Тони, замедляясь, покрывает мою спину влажными поцелуями, слегка посасывая сухими губами кожу между лопаток. Эта его ласка вызывает у меня фейерверк эмоций, отчего я прогибаюсь в пояснице, дабы еще сильнее подставиться под его размашистые движения. Захват волос, натянутых его рукой, заставляет меня вскинуть голову, и, пошире распахнув глаза, я наконец замечаю, как в сумерках надо мной насмехаются чучела голов, расположившиеся ровным рядом на противоположной стене. Что за чертовщина?

Выворачиваю голову, чтобы освободиться от ставшей вдруг грубой хватки Антонина, но ничего у меня не выходит: он, выбрав именно такой ракурс, намеренно заставляет меня смотреть вперед. И я смотрю. Вернее, всматриваюсь. Сквозь пелену слез я разглядываю эту чудовищную мерзость, пока не замечаю наконец, ради чего эта пытка и была задумана: на облезлой стене напротив, среди эльфов ярко выделяются две человеческие головы с выдавленными глазами — братья Пруэтты.
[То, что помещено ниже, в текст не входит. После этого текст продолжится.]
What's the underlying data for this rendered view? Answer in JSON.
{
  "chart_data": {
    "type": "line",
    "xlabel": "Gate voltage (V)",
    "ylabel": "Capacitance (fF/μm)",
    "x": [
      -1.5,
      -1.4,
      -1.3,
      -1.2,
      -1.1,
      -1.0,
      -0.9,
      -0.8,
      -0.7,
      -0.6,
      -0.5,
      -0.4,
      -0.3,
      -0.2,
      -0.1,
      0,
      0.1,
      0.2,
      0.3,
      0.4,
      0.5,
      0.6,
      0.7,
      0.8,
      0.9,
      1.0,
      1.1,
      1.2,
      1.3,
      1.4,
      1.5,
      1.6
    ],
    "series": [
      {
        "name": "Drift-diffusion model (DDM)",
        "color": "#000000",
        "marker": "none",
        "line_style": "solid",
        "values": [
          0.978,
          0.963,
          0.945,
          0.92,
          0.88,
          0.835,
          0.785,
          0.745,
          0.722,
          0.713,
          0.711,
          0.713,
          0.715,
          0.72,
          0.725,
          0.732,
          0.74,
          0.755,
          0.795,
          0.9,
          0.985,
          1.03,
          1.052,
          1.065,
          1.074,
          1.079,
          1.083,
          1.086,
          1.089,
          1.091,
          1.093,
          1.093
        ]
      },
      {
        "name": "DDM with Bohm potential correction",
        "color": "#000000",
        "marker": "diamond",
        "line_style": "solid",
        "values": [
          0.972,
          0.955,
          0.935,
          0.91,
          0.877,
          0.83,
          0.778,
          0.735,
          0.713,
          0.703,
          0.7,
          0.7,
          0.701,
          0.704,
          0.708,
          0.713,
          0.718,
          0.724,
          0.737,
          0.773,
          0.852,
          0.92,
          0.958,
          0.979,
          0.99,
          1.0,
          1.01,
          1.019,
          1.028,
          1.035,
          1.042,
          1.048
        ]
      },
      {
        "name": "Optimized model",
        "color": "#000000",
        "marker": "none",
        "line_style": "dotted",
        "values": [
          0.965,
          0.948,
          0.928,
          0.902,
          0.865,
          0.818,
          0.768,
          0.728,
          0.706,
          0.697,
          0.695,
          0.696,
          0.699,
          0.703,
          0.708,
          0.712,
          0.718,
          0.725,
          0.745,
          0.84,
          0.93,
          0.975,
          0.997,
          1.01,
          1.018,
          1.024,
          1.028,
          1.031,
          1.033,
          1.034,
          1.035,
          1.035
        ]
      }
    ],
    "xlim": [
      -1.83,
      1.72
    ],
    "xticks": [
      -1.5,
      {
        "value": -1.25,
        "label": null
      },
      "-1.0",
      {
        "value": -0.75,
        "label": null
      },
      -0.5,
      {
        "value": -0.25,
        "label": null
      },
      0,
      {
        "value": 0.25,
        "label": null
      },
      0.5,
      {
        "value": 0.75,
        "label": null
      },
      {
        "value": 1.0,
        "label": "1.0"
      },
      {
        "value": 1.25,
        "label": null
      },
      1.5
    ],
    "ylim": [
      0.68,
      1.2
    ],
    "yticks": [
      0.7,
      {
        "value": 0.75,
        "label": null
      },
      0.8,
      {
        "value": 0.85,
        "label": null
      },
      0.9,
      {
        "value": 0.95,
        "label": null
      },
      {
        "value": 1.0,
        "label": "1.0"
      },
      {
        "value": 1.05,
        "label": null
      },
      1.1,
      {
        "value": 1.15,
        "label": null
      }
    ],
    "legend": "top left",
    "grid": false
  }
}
Я хочу крикнуть отчаянное «нет», но натянувшаяся от жесткой хватки шея не дает мне возможности выдавить и звука. В какой-то момент Долохов все-таки оставляет мои волосы в покое и упирается обеими руками на постель, отчаянно вколачиваясь в меня на пределе своих физических возможностей. Боль и ужас уверенно подавляют всю приятную негу, что так ярко ощущалась еще какие-то мгновения назад, и я, снова уткнувшись в подушку, отчаянно завываю, срывая голосовые связки. Мои стенания не вызывают никакой жалости у партнера, который уже не следит за моим состоянием, а удовлетворяет себя, словно обезумевшее животное. Поворачиваю голову набок, чтобы крикнуть ему немедленно прекратить, но в ужасе замираю с искривленными от отвращения губами: рука Антонина по локоть в крови, бурыми мазками отпечатывающейся на белоснежных некогда простынях. Как по команде, большой палец окровавленной конечности грубо проникает в мой рот, и я вынуждена давиться мерзким вкусом крови. От страха и накатывающей тошноты прокусываю кожу на его фаланге — лишь бы он уже прекратил это насилие. К счастью, мое действие возымело успех: Долохов вытаскивает палец, и я спешу сплюнуть вязкую слюну, окрасившуюся в красный, чтобы не ощущать этот отвратный привкус. Привкус смерти.

Вероятно, я разозлила своего мучителя, потому как здоровой рукой в очередной раз он наматывает мои волосы на кулак и еще грубее впечатывает меня в подушку, не позволяя подняться, чтобы глотнуть хоть немного воздуха. От нехватки кислорода тело начинает трястись, а мышцы влагалища непроизвольно сжиматься. Эта реакция организма еще больше распаляет Долохова.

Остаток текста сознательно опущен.